Category: Nuclear Power, Devices, and Accidents — Nuclear and Radiation Accidents

The following question was answered by an expert in the appropriate field:

Is there a screening process in place in Japan and in the United States that scans various imports for radioactivity prior to being unloaded in the United States? I am thinking specifically of cars, car parts, computers, and mobile phones. If there is a process in place, what does it consist of and what does it measure?
Products brought into the United States are screened for radiation levels by the U.S. Customs and Border Protection, and food products are screened the Food and Drug Administration. In Japan, food products produced near the site of the Fukushima reactors were quarantined to ensure they met strict contamination limits. 

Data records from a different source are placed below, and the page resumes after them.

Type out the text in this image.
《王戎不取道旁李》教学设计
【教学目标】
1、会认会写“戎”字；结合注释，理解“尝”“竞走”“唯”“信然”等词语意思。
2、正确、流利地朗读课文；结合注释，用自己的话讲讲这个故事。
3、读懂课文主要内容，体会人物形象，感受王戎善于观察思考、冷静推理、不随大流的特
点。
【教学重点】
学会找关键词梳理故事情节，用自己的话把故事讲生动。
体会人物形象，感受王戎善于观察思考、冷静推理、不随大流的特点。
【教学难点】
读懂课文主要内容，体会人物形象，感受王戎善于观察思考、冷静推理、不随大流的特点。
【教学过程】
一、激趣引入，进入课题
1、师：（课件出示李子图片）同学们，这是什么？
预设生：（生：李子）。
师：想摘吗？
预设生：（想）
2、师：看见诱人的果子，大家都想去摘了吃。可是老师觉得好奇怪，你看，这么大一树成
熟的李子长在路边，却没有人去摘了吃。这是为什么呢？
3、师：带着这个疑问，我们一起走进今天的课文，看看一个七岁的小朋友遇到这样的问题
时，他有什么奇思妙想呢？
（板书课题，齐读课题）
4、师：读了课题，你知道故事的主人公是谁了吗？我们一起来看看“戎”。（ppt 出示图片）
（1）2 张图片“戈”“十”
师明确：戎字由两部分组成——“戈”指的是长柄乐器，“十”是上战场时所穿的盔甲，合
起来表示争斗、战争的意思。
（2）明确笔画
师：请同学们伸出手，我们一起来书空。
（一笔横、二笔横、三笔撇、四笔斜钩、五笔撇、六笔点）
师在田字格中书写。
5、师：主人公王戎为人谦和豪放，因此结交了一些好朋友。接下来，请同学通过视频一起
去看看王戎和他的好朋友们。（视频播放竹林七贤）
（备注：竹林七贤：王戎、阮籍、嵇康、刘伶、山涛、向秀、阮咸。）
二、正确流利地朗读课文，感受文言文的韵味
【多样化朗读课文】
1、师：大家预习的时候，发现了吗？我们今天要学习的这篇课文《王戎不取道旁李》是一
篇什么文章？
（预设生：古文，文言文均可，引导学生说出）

Consumer products such as cars and electronics are also screened. Screening techniques use sensitive radiation detectors and devices designed to measure very low levels of radioactive contamination. Since most of the radioactivity outside of the immediate Fukushima evacuation zone was deposited on surfaces, simple washing removed the contamination such that any residual amounts are well within safe levels. 
Also, emissions from the Fukushima facility were terminated months ago so any consumer products shipped to the United States now are safe for use. Radiation levels in food products and consumer products are subject to strict regulations that ensure U.S. consumers do not receive excessive radiation exposure. And, in fact, none of us have.